Book Review, Impartial Justice by Eric T. Kasper
Impartial Justice is chock full of analysis about what constitutes a neutral, impartial, and unbiased decisionmaker. Part one focuses on juries, part two judges, and part three noncourt settings. Part one and two are of particular interest to the criminal justice practitioner and important in light of recent action by the U.S. Supreme Court.
Kasper invokes Robert H. Jackson, a U.S. Supreme Court justice who took leave from the Court to prosecute war criminals at Nuremburg. Kasper quotes Jackson to bring focus to the fundamental aspect of the book, the “right to fair trial is the right that stands guardian over all other rights.”
In June of this year, the U.S. Supreme Court ruled in Williams v. Pennsylvania that a judge who had “significant, personal involvement” in a case during his previous role as a prosecutor must recuse himself when the case comes before the bench. Former Pennsylvania Supreme Court Chief Justice Ronald Castille refused to recuse himself in a case involving a death row inmate’s appeal where Castille had been in charge of the prosecution years earlier while serving as district attorney. Castille ultimately joined the opinion of the state supreme court, even writing separately to make clear what he thought of the lower court’s ruling. In an opinion laced with withering criticism, Castille suggested the trial court had become “unmoored from its lawful duty.” He accused the defendant’s lawyers of sidestepping procedural rules and “pursuing an obstructionist anti-death penalty agenda.” A defiant Castille talked to the Associated Press before the U.S. Supreme Court argument: “In Pennsylvania, we leave it up to the judge’s personal conscience. … I’ve always been confident that I can be fair and impartial.” The Supreme Court disagreed.
Kasper also explores juror bias. In doing so, he writes about Batson v. Kentucky, the 1986 decision in which the U.S. Supreme Court ruled that race-based discrimination in jury selection was unconstitutional and required lawyers accused of it to provide a nondiscriminatory explanation. The landmark decision in Batson was intended to eliminate racial bias in the use of peremptory challenges in jury selection. “Hopefully, most prosecutors (and lawyers generally) are beyond the crabbed notions of racial stereotypes,” Kasper writes.
The 2016 Supreme Court decision in Foster v. Chatman suggests that Kasper’s conclusion is a bit premature. The high court is still sorting out the parameters of Batson. The Court ruled in favor of a black Georgia death row inmate, Timothy Foster, convicted in 1987 of murdering an elderly white woman. The Court found that prosecutors unlawfully excluded black potential jurors when selecting an all-white jury. Chief Justice Roberts wrote in Foster v. Chatman, “We are left with the firm conviction that the strikes (of two of the African American potential jurors) were motivated in substantial part by discriminatory intent.” Unfortunately, evidence of the sort that surfaced in Foster is rare, and the Batson decision remains easy to evade.

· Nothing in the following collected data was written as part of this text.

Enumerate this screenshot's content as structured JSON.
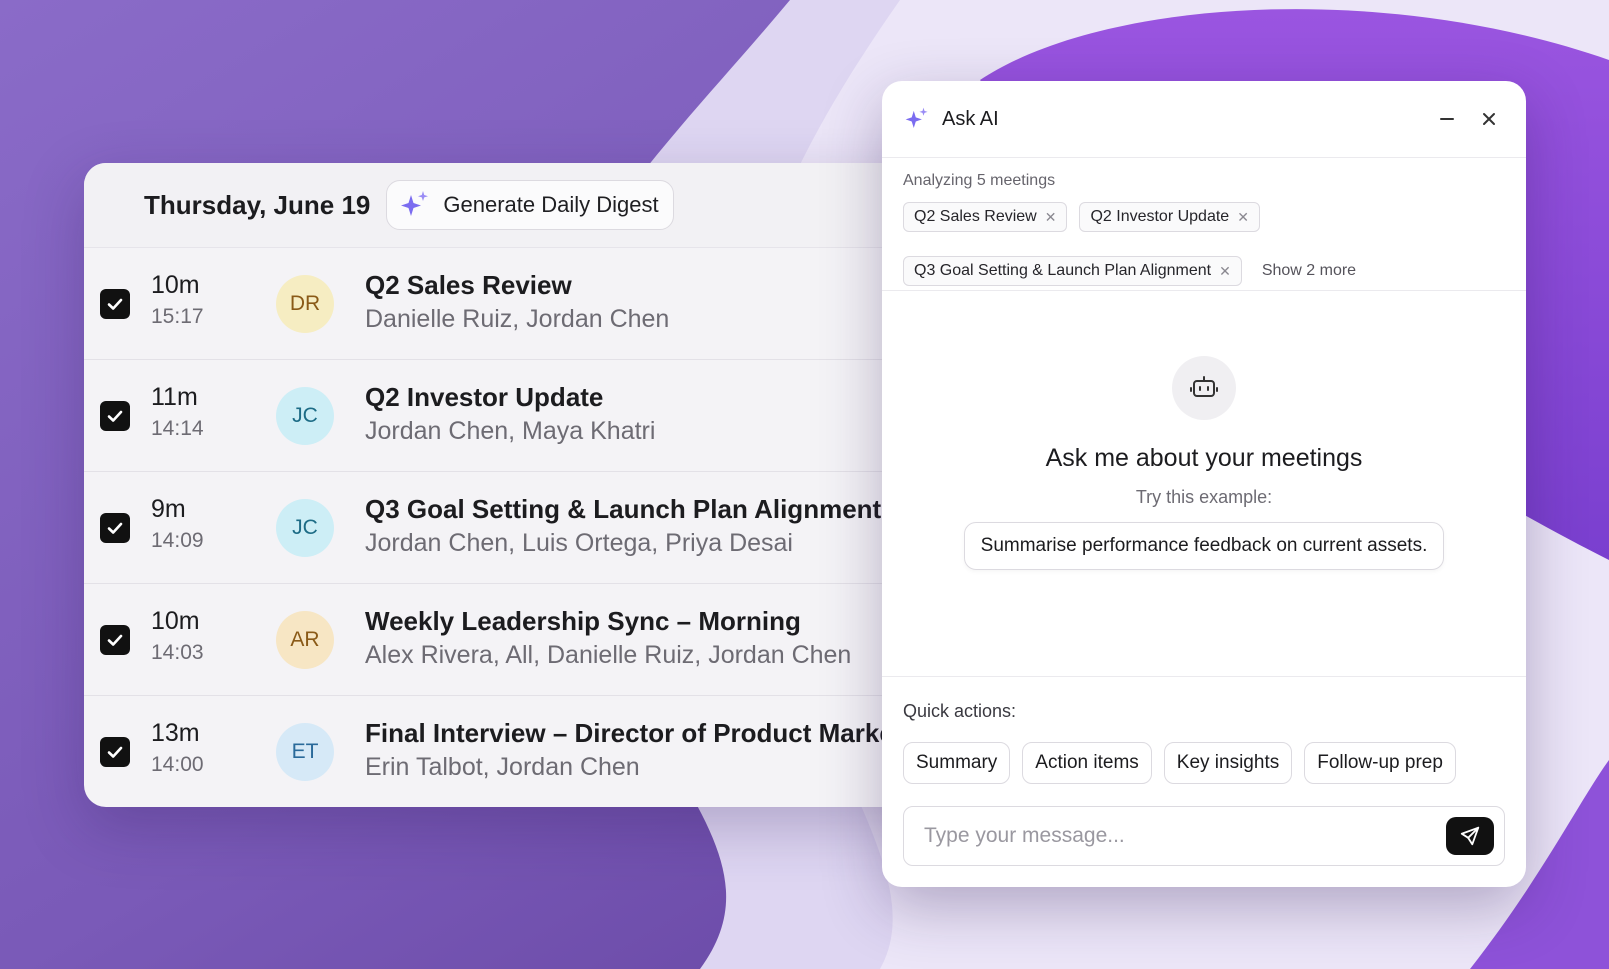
{
  "digest": {
    "date": "Thursday, June 19",
    "generate_label": "Generate Daily Digest"
  },
  "meetings": [
    {
      "duration": "10m",
      "time": "15:17",
      "initials": "DR",
      "title": "Q2 Sales Review",
      "attendees": "Danielle Ruiz, Jordan Chen",
      "avatar_bg": "#f6edc2",
      "avatar_fg": "#8a5a17",
      "checked": true
    },
    {
      "duration": "11m",
      "time": "14:14",
      "initials": "JC",
      "title": "Q2 Investor Update",
      "attendees": "Jordan Chen, Maya Khatri",
      "avatar_bg": "#cdeef6",
      "avatar_fg": "#1d6c86",
      "checked": true
    },
    {
      "duration": "9m",
      "time": "14:09",
      "initials": "JC",
      "title": "Q3 Goal Setting & Launch Plan Alignment",
      "attendees": "Jordan Chen, Luis Ortega, Priya Desai",
      "avatar_bg": "#cdeef6",
      "avatar_fg": "#1d6c86",
      "checked": true
    },
    {
      "duration": "10m",
      "time": "14:03",
      "initials": "AR",
      "title": "Weekly Leadership Sync – Morning",
      "attendees": "Alex Rivera, All, Danielle Ruiz, Jordan Chen",
      "avatar_bg": "#f7e6c4",
      "avatar_fg": "#8a5a17",
      "checked": true
    },
    {
      "duration": "13m",
      "time": "14:00",
      "initials": "ET",
      "title": "Final Interview – Director of Product Marketing",
      "attendees": "Erin Talbot, Jordan Chen",
      "avatar_bg": "#d6e9f7",
      "avatar_fg": "#2a6a9a",
      "checked": true
    }
  ],
  "ask_ai": {
    "title": "Ask AI",
    "analyzing": "Analyzing 5 meetings",
    "chips": [
      "Q2 Sales Review",
      "Q2 Investor Update",
      "Q3 Goal Setting & Launch Plan Alignment"
    ],
    "show_more": "Show 2 more",
    "heading": "Ask me about your meetings",
    "try_label": "Try this example:",
    "example": "Summarise performance feedback on current assets.",
    "quick_label": "Quick actions:",
    "quick_actions": [
      "Summary",
      "Action items",
      "Key insights",
      "Follow-up prep"
    ],
    "input_placeholder": "Type your message..."
  },
  "colors": {
    "accent_sparkle": "#7b6cf0",
    "bg_purple": "#7d5bbf"
  }
}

Kapser also spends some time exploring due process under court supervision, in jail, and before parole boards. Those issues are no better understood after Kasper’s treatment, but generally Impartial Justice is timely and informative. As a lawyer and municipal judge, Kasper’s erudite take on timeless issues of fairness and impartiality has limitations, as he writes that “being a lawyer judge does not wipe one clean of any and all biases … or [require one] be ethical enough to be fair and impartial.